Bienvenu sur www.francianyelv.hu   A kijelölt francia nyelvű szöveg felolvasásához kattints a hangszóróra! Bienvenu sur www.francianyelv.hu GSpeech

Article paru sur Libération.fr le 28 novembre 2013.

Le gouvernement de Viktor Orbán a réservé un lotissement à des ménages ayant souscrit des prêts en devises étrangères avant 2008. Surendettés, ils accusent la finance.

Une employée de l’Ordre de Malte prévient : «Ça va être difficile de les rencontrer, ils ne parlent pas.» L’association caritative a été déléguée par le gouvernement pour sélectionner et aider les endettés à refaire leur vie dans un lotissement perdu au milieu des champs. Mais, très vite, «ils» parlent.
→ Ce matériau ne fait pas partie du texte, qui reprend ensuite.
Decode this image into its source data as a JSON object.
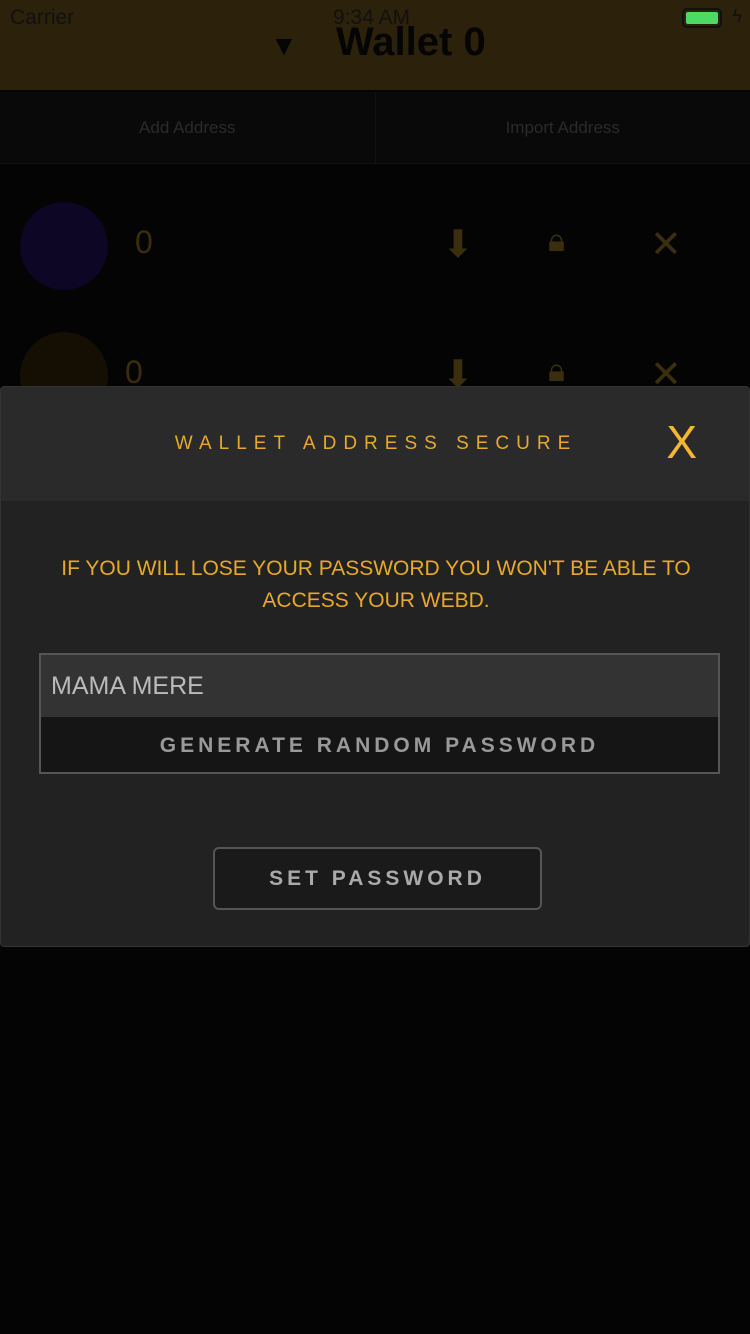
{
  "status": {
    "carrier": "Carrier",
    "time": "9:34 AM"
  },
  "header": {
    "title": "Wallet",
    "balance": "0"
  },
  "tabs": [
    "Add Address",
    "Import Address"
  ],
  "addresses": [
    {
      "balance": "0"
    },
    {
      "balance": "0"
    }
  ],
  "modal": {
    "title": "WALLET ADDRESS SECURE",
    "close": "X",
    "warning": "IF YOU WILL LOSE YOUR PASSWORD YOU WON'T BE ABLE TO ACCESS YOUR WEBD.",
    "password_value": "MAMA MERE",
    "generate_label": "GENERATE RANDOM PASSWORD",
    "set_label": "SET PASSWORD"
  }
}
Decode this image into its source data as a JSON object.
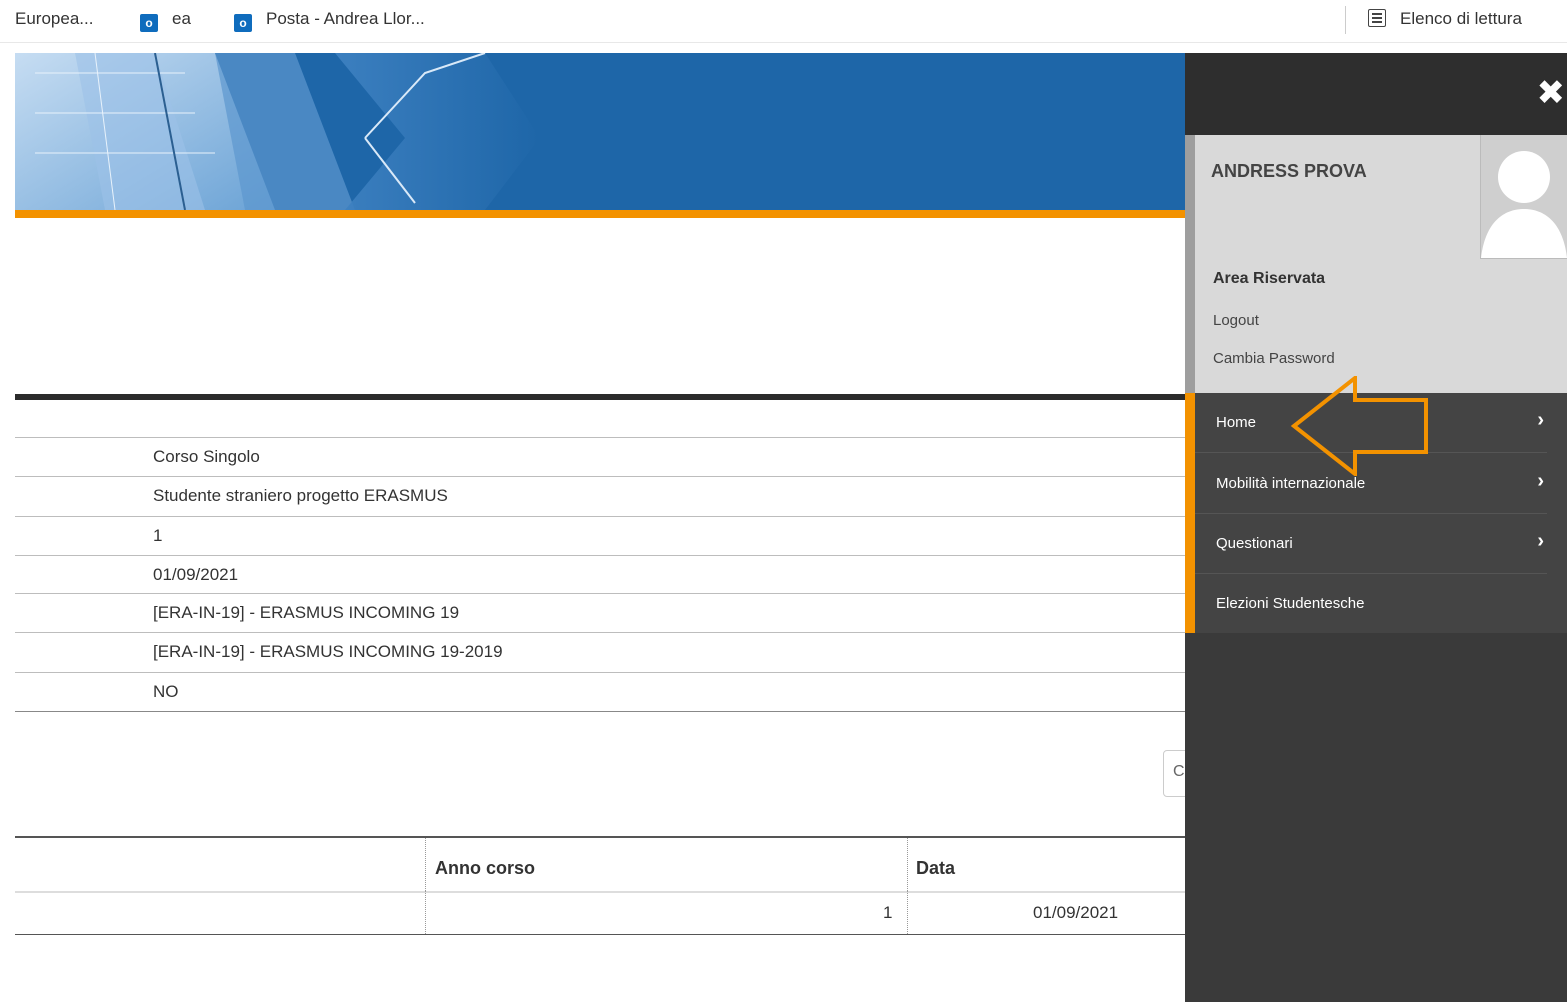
{
  "bookmarks": [
    {
      "label": "Europea..."
    },
    {
      "label": "ea",
      "icon": "outlook-icon"
    },
    {
      "label": "Posta - Andrea Llor...",
      "icon": "outlook-icon"
    }
  ],
  "reading_list": {
    "label": "Elenco di lettura",
    "icon": "reading-list-icon"
  },
  "details": {
    "rows": [
      "Corso Singolo",
      "Studente straniero progetto ERASMUS",
      "1",
      "01/09/2021",
      "[ERA-IN-19] - ERASMUS INCOMING 19",
      "[ERA-IN-19] - ERASMUS INCOMING 19-2019",
      "NO"
    ]
  },
  "search_stub": {
    "text": "C"
  },
  "table": {
    "headers": [
      "",
      "Anno corso",
      "Data"
    ],
    "rows": [
      [
        "",
        "1",
        "01/09/2021"
      ]
    ]
  },
  "sidebar": {
    "close_icon": "close-icon",
    "user_name": "ANDRESS PROVA",
    "section_title": "Area Riservata",
    "links": [
      "Logout",
      "Cambia Password"
    ],
    "menu": [
      {
        "label": "Home",
        "has_chevron": true
      },
      {
        "label": "Mobilità internazionale",
        "has_chevron": true
      },
      {
        "label": "Questionari",
        "has_chevron": true
      },
      {
        "label": "Elezioni Studentesche",
        "has_chevron": false
      }
    ]
  },
  "colors": {
    "accent_orange": "#f39200",
    "banner_blue": "#1e66a8",
    "sidebar_dark": "#3a3a3a"
  }
}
Comme cette femme qui se raconte : incapable d’assumer les traites de son crédit hypothécaire en francs suisses, elle s’est fait expulser de chez elle.
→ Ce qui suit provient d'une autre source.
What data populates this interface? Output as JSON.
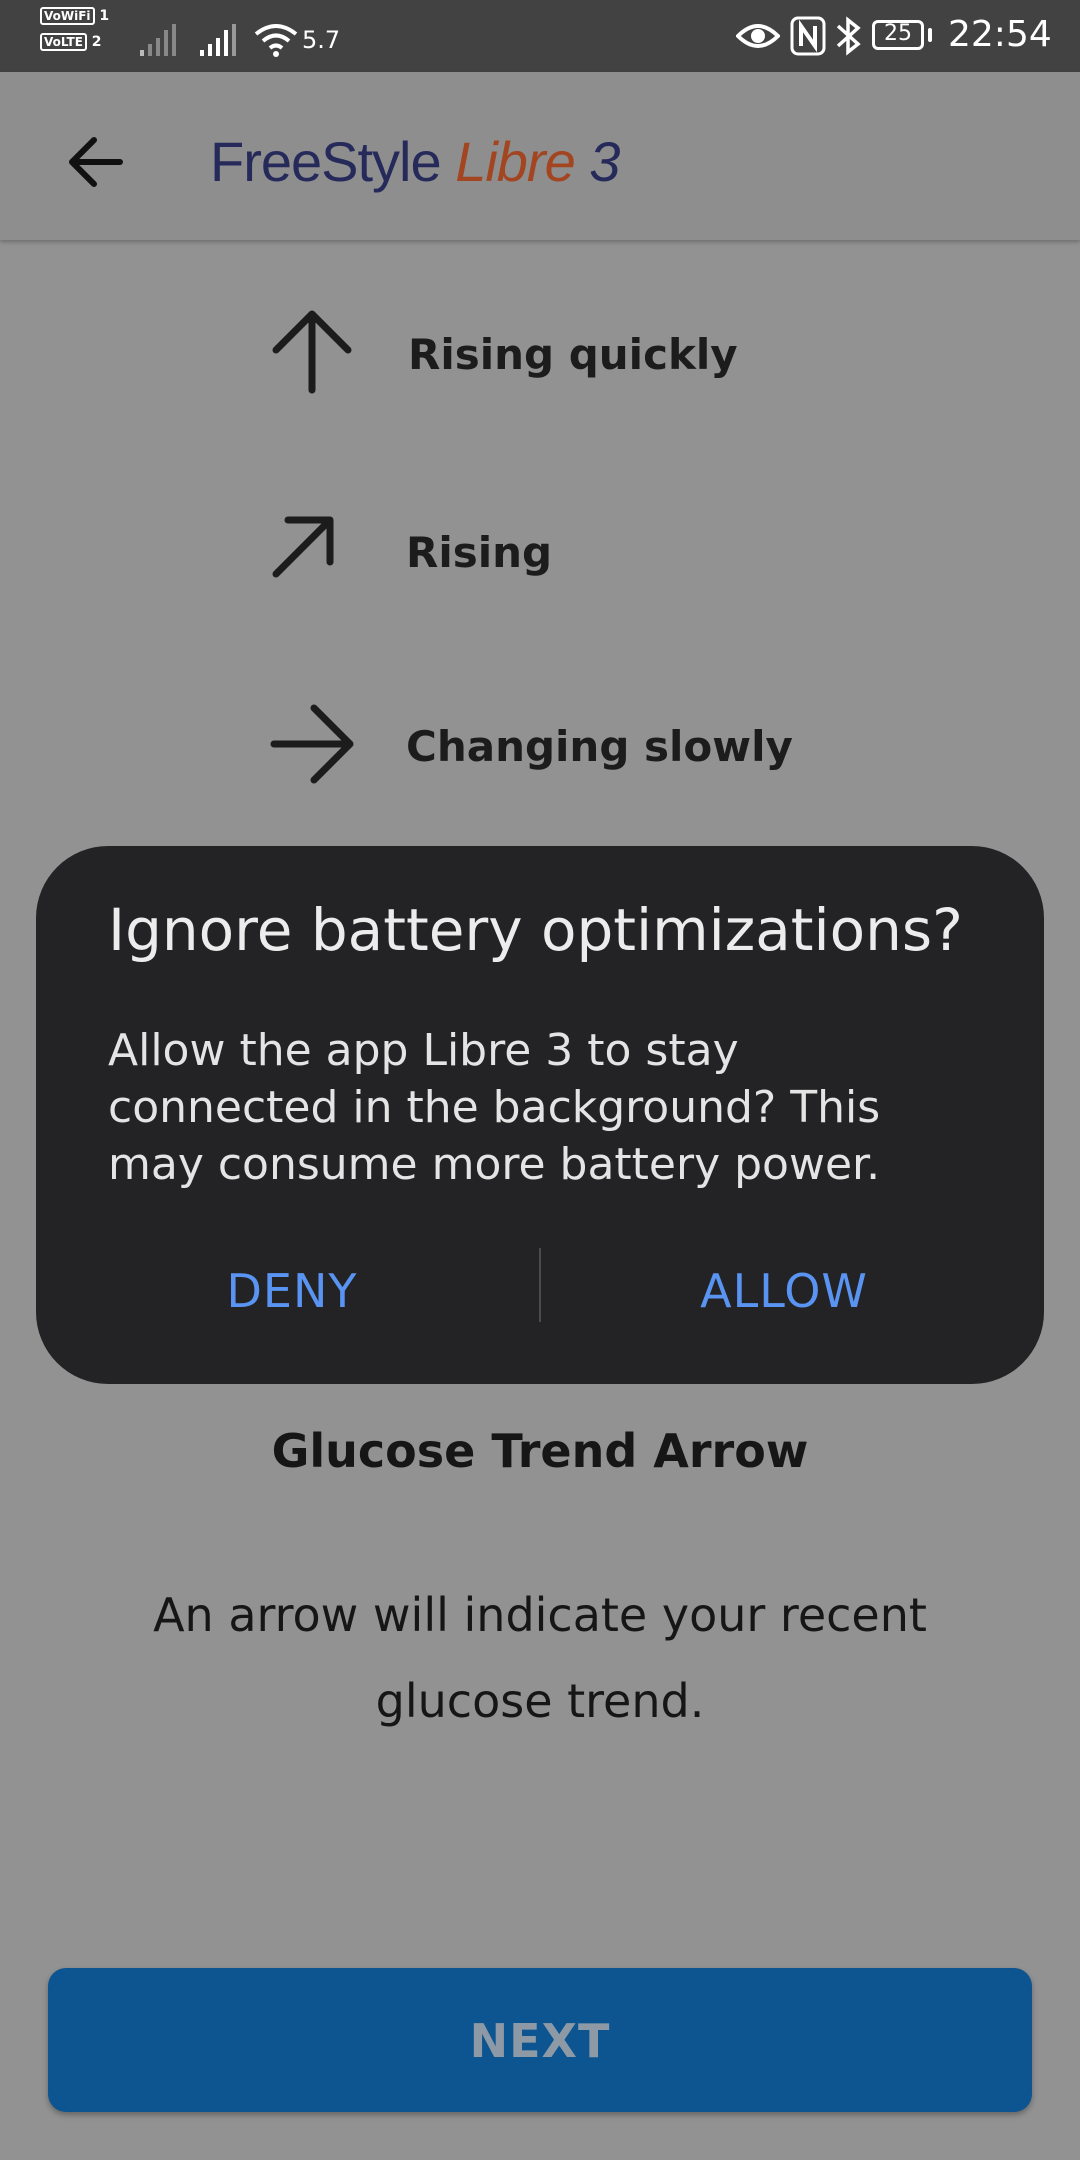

«J’ai entendu parler de ce quartier à la télé et c’est mon fils qui a trouvé les infos sur Internet pour envoyer une candidature.» Alors elle a quitté sa région, proche de la Croatie, dévastée par le chômage. Pour finalement atterrir dans des habitations flambant neuves, à 6 kilomètres de la première bourgade, Ocsa. «Ici, je ne connais personne, j’ai dû quitter tous mes amis.»
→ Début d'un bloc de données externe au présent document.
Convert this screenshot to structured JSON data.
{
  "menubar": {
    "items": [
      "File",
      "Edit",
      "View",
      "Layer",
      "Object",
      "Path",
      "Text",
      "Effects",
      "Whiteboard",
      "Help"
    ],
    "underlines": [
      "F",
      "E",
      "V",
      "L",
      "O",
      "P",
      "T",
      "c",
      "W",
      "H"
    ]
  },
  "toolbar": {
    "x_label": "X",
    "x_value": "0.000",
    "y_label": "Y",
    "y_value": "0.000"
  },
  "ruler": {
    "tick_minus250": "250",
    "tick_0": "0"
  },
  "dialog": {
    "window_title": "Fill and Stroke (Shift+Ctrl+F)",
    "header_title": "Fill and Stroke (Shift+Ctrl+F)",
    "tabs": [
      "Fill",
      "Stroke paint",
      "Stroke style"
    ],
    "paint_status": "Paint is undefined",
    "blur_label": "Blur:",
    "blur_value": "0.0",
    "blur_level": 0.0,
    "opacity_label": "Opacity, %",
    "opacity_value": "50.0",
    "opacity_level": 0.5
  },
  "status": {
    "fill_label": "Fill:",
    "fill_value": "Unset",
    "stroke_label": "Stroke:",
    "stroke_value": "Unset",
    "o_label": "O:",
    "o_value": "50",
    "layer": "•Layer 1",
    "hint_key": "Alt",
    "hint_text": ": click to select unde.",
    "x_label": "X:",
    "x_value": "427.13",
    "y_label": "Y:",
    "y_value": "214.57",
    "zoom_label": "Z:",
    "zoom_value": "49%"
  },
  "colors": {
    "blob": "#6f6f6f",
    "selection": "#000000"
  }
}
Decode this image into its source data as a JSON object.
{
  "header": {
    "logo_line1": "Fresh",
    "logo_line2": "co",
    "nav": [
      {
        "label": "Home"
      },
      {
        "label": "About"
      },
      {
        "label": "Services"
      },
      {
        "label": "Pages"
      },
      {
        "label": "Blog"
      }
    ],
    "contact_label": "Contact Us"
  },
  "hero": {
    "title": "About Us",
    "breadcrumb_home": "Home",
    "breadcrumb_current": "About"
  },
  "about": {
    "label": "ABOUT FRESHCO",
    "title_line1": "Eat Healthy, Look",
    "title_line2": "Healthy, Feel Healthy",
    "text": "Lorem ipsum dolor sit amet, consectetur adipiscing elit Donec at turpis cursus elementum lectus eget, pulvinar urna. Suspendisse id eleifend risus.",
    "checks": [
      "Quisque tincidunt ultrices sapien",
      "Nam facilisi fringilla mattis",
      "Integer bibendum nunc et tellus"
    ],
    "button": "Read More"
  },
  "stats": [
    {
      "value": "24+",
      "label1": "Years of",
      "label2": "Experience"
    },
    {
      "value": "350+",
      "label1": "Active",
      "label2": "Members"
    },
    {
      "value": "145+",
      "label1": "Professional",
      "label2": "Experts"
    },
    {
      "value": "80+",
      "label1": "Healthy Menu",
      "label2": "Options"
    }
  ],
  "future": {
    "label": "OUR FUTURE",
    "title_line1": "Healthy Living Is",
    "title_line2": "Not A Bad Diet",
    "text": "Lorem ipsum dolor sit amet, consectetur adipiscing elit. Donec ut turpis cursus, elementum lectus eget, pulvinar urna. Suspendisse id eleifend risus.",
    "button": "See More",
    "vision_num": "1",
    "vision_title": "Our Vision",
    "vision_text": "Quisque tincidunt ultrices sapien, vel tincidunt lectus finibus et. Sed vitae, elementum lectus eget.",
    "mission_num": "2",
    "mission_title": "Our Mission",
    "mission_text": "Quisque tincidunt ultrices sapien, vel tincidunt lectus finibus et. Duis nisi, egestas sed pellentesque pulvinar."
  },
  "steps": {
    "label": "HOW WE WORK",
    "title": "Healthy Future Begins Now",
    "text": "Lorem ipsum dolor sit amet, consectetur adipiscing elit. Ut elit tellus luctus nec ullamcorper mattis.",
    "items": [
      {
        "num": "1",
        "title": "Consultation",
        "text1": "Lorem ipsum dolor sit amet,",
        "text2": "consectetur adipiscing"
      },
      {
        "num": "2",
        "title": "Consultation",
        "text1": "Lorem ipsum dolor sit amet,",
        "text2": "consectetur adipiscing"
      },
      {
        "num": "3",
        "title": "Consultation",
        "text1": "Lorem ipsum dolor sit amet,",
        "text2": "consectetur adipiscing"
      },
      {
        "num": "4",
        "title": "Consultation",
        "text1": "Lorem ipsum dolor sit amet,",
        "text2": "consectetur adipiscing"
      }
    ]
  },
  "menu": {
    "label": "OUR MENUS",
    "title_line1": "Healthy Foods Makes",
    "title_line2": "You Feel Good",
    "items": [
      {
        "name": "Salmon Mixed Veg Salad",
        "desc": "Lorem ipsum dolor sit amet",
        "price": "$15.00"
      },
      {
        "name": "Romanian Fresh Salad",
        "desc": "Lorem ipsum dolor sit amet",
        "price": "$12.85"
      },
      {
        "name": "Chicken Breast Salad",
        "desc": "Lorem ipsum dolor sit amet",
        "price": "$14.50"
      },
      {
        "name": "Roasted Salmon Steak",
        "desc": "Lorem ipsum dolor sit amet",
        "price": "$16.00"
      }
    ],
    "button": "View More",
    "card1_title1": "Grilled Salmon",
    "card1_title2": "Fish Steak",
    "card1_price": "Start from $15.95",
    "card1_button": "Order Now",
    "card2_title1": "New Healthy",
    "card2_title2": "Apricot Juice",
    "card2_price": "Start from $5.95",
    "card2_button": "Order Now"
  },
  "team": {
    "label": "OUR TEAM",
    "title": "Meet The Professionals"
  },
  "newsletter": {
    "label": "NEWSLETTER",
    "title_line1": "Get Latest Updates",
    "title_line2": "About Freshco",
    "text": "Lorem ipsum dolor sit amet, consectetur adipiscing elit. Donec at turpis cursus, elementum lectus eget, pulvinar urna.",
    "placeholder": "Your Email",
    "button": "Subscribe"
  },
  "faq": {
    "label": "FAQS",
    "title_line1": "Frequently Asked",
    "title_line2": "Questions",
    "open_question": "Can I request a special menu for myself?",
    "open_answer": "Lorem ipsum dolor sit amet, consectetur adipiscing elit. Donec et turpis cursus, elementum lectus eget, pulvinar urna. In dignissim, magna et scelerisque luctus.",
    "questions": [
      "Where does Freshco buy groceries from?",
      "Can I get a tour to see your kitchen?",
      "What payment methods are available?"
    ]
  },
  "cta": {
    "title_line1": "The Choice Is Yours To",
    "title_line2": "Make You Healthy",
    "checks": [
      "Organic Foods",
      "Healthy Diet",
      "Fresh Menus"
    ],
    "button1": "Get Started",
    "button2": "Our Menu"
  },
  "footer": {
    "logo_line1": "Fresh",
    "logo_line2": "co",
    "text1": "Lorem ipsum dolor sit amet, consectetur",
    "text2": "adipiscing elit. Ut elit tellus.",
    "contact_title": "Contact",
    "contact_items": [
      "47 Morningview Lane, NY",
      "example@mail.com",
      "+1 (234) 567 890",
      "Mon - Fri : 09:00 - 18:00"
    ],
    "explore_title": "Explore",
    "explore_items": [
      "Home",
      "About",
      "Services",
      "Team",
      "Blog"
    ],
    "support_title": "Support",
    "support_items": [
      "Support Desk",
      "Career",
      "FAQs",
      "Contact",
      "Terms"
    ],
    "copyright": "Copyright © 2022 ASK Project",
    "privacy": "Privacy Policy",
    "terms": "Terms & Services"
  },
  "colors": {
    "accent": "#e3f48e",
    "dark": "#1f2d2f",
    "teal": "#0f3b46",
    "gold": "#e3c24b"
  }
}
Le quartier ne ressemble à aucun autre dans le pays. Trop neuf, trop propre. Les 80 maisonnettes, dont une partie est encore inhabitée, sont toutes semblables, avec du crépi blanc et des tuiles rouges. Aucune possibilité d’emploi, mais Budapest n’est qu’à 30 kilomètres au nord et le loyer vaut le coup : l’équivalent de 55 euros pour une maison de 50 m2, 70 euros pour 70 m2. La femme insiste :

«On nous fait passer pour des irresponsables, mais ce n’est pas comme si les banques avaient prêté à des miséreux sans boulot. Ça aurait vraiment pu arriver à n’importe qui.»

Aubaine. Elle ne croit pas si bien dire : un tiers des 3,8 millions de ménages hongrois ont contracté un prêt en devises entre 2005 et 2008, des crédits hypothécaires en francs suisses pour la plupart. Jusqu’à sa chute le 15 septembre 2008, Lehman Brothers semblait fringante et la Hongrie en pleine «convergence» avec la zone euro, qu’elle espérait intégrer dès 2010-2012. Comme on vend des petits pains, les banques faisaient des crédits en devises étrangères avec des taux d’intérêt trois fois moindres que ceux libellés en forints, la monnaie nationale. La banque centrale affichait des taux de base supérieurs à 10% pour contenir l’inflation. Une aubaine pour les ménages, mais aussi pour l’Etat, les municipalités et les entreprises.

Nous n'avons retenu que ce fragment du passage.